Bond hedging: China must be bolder

Opening access to bond futures market for foreigners could give big boost to China govvies market

Beijing needs to be bolder in reform of its bond market if widespread acceptance of Chinese government bonds (CGBs) as collateral is to really take hold.

It is true foreign appetite for CGBs doesn’t appear to be waning; overseas holdings of the instruments reached a record $340 billion at the end of August, according to data from the China Central Depository & Clearing.

But much of this increase is a reflection of the times in which we live: the yield on a 10-year US treasury bond is currently 1.25%, compared with 2.8% for a 10-year CGB, according to data from Bloomberg.

For this trend to be sustained in the future, Chinese authorities need to be prepared to hand foreigners a better way of managing interest rate risk.

While it is possible to hedge using onshore interest rate swaps, the market is only really liquid up to about three or five years. What international investors really want is the ability to access the bond futures market. But for now, they can’t.

With money still pouring into China’s fixed income market, now would be the ideal time to doff the cap to foreigners and give them what they want. But this isn’t as easy as it sounds.
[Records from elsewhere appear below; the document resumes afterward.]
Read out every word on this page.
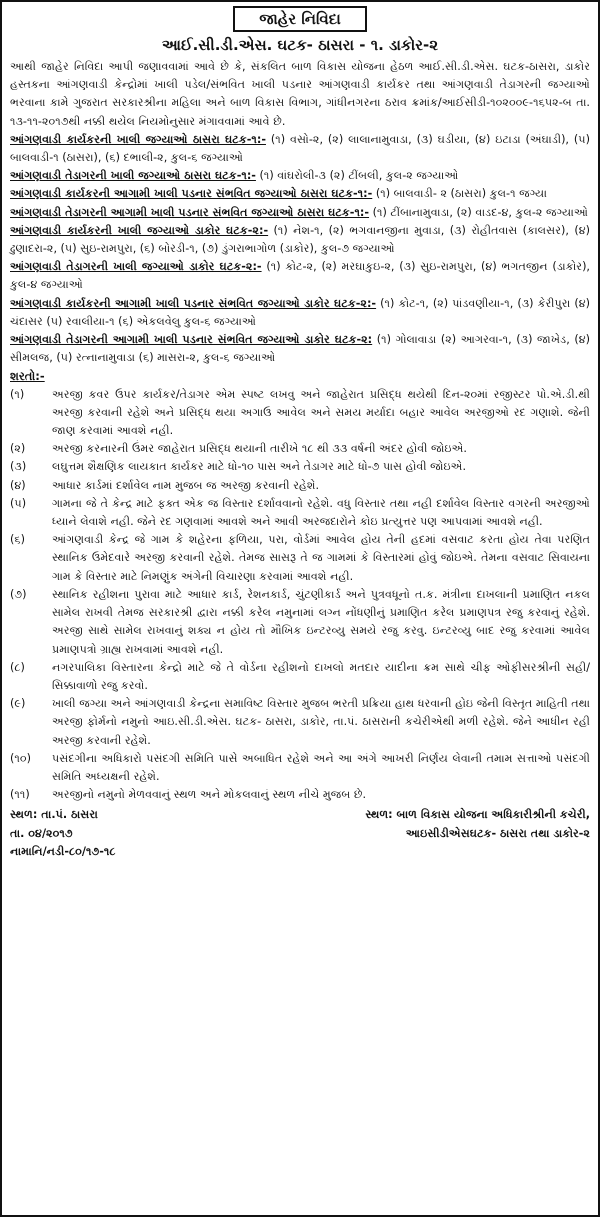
જાહેર નિવિદા
આઈ.સી.ડી.એસ. ઘટક- ઠાસરા - ૧. ડાકોર-૨
આથી જાહેર નિવિદા આપી જણાવવામાં આવે છે કે, સંકલિત બાળ વિકાસ યોજના હેઠળ આઈ.સી.ડી.એસ. ઘટક-ઠાસરા, ડાકોર હસ્તકના આંગણવાડી કેન્દ્રોમાં ખાલી પડેલ/સંભવિત ખાલી પડનાર આંગણવાડી કાર્યકર તથા આંગણવાડી તેડાગરની જગ્યાઓ ભરવાના કામે ગુજરાત સરકારશ્રીના મહિલા અને બાળ વિકાસ વિભાગ, ગાંધીનગરના ઠરાવ ક્રમાંક/આઈસીડી-૧૦૨૦૦૯-૧૬૫૨-બ તા. ૧૩-૧૧-૨૦૧૭થી નક્કી થયેલ નિયમોનુસાર મંગાવવામાં આવે છે.
આંગણવાડી કાર્યકરની ખાલી જગ્યાઓ ઠાસરા ઘટક-૧:- (૧) વસો-૨, (૨) લાલાનામુવાડા, (૩) ઘડીયા, (૪) ઇટાડા (અંઘાડી), (૫) બાલવાડી-૧ (ઠાસરા), (૬) દભાલી-૨, કુલ-૬ જગ્યાઓ
આંગણવાડી તેડાગરની ખાલી જગ્યાઓ ઠાસરા ઘટક-૧:- (૧) વાંઘરોલી-૩ (૨) ટીંબલી, કુલ-૨ જગ્યાઓ
આંગણવાડી કાર્યકરની આગામી ખાલી પડનાર સંભવિત જગ્યાઓ ઠાસરા ઘટક-૧:- (૧) બાલવાડી- ૨ (ઠાસરા) કુલ-૧ જગ્યા
આંગણવાડી તેડાગરની આગામી ખાલી પડનાર સંભવિત જગ્યાઓ ઠાસરા ઘટક-૧:- (૧) ટીંબાનામુવાડા, (૨) વાડદ-૪, કુલ-૨ જગ્યાઓ
આંગણવાડી કાર્યકરની ખાલી જગ્યાઓ ડાકોર ઘટક-૨:- (૧) નેશ-૧, (૨) ભગવાનજીના મુવાડા, (૩) રોહીતવાસ (કાલસર), (૪) ઢુણાદરા-૨, (૫) સુઇ-રામપુરા, (૬) બોરડી-૧, (૭) ડુંગરાભાગોળ (ડાકોર), કુલ-૭ જગ્યાઓ
આંગણવાડી તેડાગરની ખાલી જગ્યાઓ ડાકોર ઘટક-૨:- (૧) કોટ-૨, (૨) મરઘાકુઇ-૨, (૩) સુઇ-રામપુરા, (૪) ભગતજીન (ડાકોર), કુલ-૪ જગ્યાઓ
આંગણવાડી કાર્યકરની આગામી ખાલી પડનાર સંભવિત જગ્યાઓ ડાકોર ઘટક-૨:- (૧) કોટ-૧, (૨) પાંડવણીયા-૧, (૩) કેરીપુરા (૪) ચંદાસર (૫) રવાલીયા-૧ (૬) એકલવેલુ કુલ-૬ જગ્યાઓ
આંગણવાડી તેડાગરની આગામી ખાલી પડનાર સંભવિત જગ્યાઓ ડાકોર ઘટક-૨: (૧) ગોલાવાડા (૨) આગરવા-૧, (૩) જાખેડ, (૪) સીમલજ, (૫) રત્નાનામુવાડા (૬) માસરા-૨, કુલ-૬ જગ્યાઓ
શરતો:-
(૧)	અરજી કવર ઉપર કાર્યકર/તેડાગર એમ સ્પષ્ટ લખવુ અને જાહેરાત પ્રસિદ્ધ થયેથી દિન-૨૦માં રજીસ્ટર પો.એ.ડી.થી અરજી કરવાની રહેશે અને પ્રસિદ્ધ થયા અગાઉ આવેલ અને સમય મર્યાદા બહાર આવેલ અરજીઓ રદ ગણાશે. જેની જાણ કરવામાં આવશે નહી.
(૨)	અરજી કરનારની ઉંમર જાહેરાત પ્રસિદ્ધ થયાની તારીખે ૧૮ થી ૩૩ વર્ષની અંદર હોવી જોઇએ.
(૩)	લઘુત્તમ શૈક્ષણિક લાયકાત કાર્યકર માટે ધો-૧૦ પાસ અને તેડાગર માટે ધો-૭ પાસ હોવી જોઇએ.
(૪)	આધાર કાર્ડમાં દર્શાવેલ નામ મુજબ જ અરજી કરવાની રહેશે.
(૫)	ગામના જે તે કેન્દ્ર માટે ફક્ત એક જ વિસ્તાર દર્શાવવાનો રહેશે. વધુ વિસ્તાર તથા નહી દર્શાવેલ વિસ્તાર વગરની અરજીઓ ધ્યાને લેવાશે નહી. જેને રદ ગણવામાં આવશે અને આવી અરજદારોને કોઇ પ્રત્યુત્તર પણ આપવામાં આવશે નહી.
(૬)	આંગણવાડી કેન્દ્ર જે ગામ કે શહેરના ફળિયા, પરા, વોર્ડમાં આવેલ હોય તેની હદમાં વસવાટ કરતા હોય તેવા પરણિત સ્થાનિક ઉમેદવારે અરજી કરવાની રહેશે. તેમજ સાસરૂ તે જ ગામમાં કે વિસ્તારમાં હોવું જોઇએ. તેમના વસવાટ સિવાયના ગામ કે વિસ્તાર માટે નિમણુંક અંગેની વિચારણા કરવામાં આવશે નહી.
(૭)	સ્થાનિક રહીશના પુરાવા માટે આધાર કાર્ડ, રેશનકાર્ડ, ચુંટણીકાર્ડ અને પુત્રવધૂનો ત.ક. મંત્રીના દાખલાની પ્રમાણિત નકલ સામેલ રાખવી તેમજ સરકારશ્રી દ્વારા નક્કી કરેલ નમુનામાં લગ્ન નોંધણીનું પ્રમાણિત કરેલ પ્રમાણપત્ર રજુ કરવાનું રહેશે. અરજી સાથે સામેલ રાખવાનું શક્ય ન હોય તો મૌખિક ઇન્ટરવ્યુ સમયે રજુ કરવુ. ઇન્ટરવ્યુ બાદ રજુ કરવામાં આવેલ પ્રમાણપત્રો ગ્રાહ્ય રાખવામાં આવશે નહી.
(૮)	નગરપાલિકા વિસ્તારના કેન્દ્રો માટે જે તે વોર્ડના રહીશનો દાખલો મતદાર યાદીના ક્રમ સાથે ચીફ ઓફીસરશ્રીની સહી/સિક્કાવાળો રજુ કરવો.
(૯)	ખાલી જગ્યા અને આંગણવાડી કેન્દ્રના સમાવિષ્ટ વિસ્તાર મુજબ ભરતી પ્રક્રિયા હાથ ધરવાની હોઇ જેની વિસ્તૃત માહિતી તથા અરજી ફોર્મનો નમુનો આઇ.સી.ડી.એસ. ઘટક- ઠાસરા, ડાકોર, તા.પં. ઠાસરાની કચેરીએથી મળી રહેશે. જેને આધીન રહી અરજી કરવાની રહેશે.
(૧૦)	પસંદગીના અધિકારો પસંદગી સમિતિ પાસે અબાધિત રહેશે અને આ અંગે આખરી નિર્ણય લેવાની તમામ સત્તાઓ પસંદગી સમિતિ અધ્યક્ષની રહેશે.
(૧૧)	અરજીનો નમુનો મેળવવાનું સ્થળ અને મોકલવાનું સ્થળ નીચે મુજબ છે.
સ્થળ: તા.પં. ઠાસરા	સ્થળ: બાળ વિકાસ યોજના અધિકારીશ્રીની કચેરી,
તા. ૦૪/૨૦૧૭	આઇસીડીએસઘટક- ઠાસરા તથા ડાકોર-૨
નામાનિ/નડી-૮૦/૧૭-૧૮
Folk in the upper echelons of the regime have long memories.

In 1995, following a bond trading scandal that brought down the biggest securities firm in the country, Shanghai Wanguo Securities, responsibility for the bond market was dialled all the way up to the highest authority in the land, the State Council. It has never come back down.

This has hampered reforms and, for a quarter of a century, the country’s banks have not been able to trade bond futures.

It looked as though this might have been about to change in February last year, when authorities did finally reopen the bond futures market for local players. But two months later they lost their nerve as a $1 billion trading failure (unrelated to the reforms) hit the Bank of China. They wrote to the major banks advising them not to trade bond futures.

If the authorities are so jittery about allowing domestic firms to play in the market, it doesn’t seem terribly likely that they’re about to start letting foreigners, over whom they have even less control, in.

Global interest in Chinese bonds is not about to disappear, but Beijing should be careful not to miss the opportunity that current buoyancy in the markets affords: to push ahead with those reforms it has been putting off for decades

The need for foreigners to effectively manage yield curve risk was brought into sharp relief in late July, when news of new regulatory crackdowns on private tutoring companies sparked a sell-off in Chinese stocks. Foreign investors in Chinese bonds were
also spooked.

As positions were liquidated, the yield on the benchmark 10-year CGB increased by seven basis points to 2.94%, its largest single-day move in more than a year.

While the panic was short-lived, by the following day aggressive buying onshore and opportunistic punts from global investors had almost completely reversed the movement – the incident does underscore the kind of volatility investors are likely to encounter in the renminbi bond market.

Global interest in Chinese bonds is not about to disappear, but Beijing should be careful not to miss the opportunity that current buoyancy in the markets affords: to push ahead with those reforms it has been putting off for decades.

This would give a further boost to growth of the country’s bond market. But even more importantly – at least from a risk management  point of view – it will give foreign institutions a greater reason to accept CGBs as collateral.

In September, a number of Chinese securities houses and other financial entities came in scope for posting initial margin, under the fifth wave of the global rules. It would be much better for them if they could post CGBs rather than, for example, US Treasuries, which they might not naturally have on their balance sheet.

But any foreign firm – or regulator – that is happy for derivatives trades to be backed by CGBs needs to think carefully about how the yield curve risk should be managed.

Beijing would do well to think about that, too.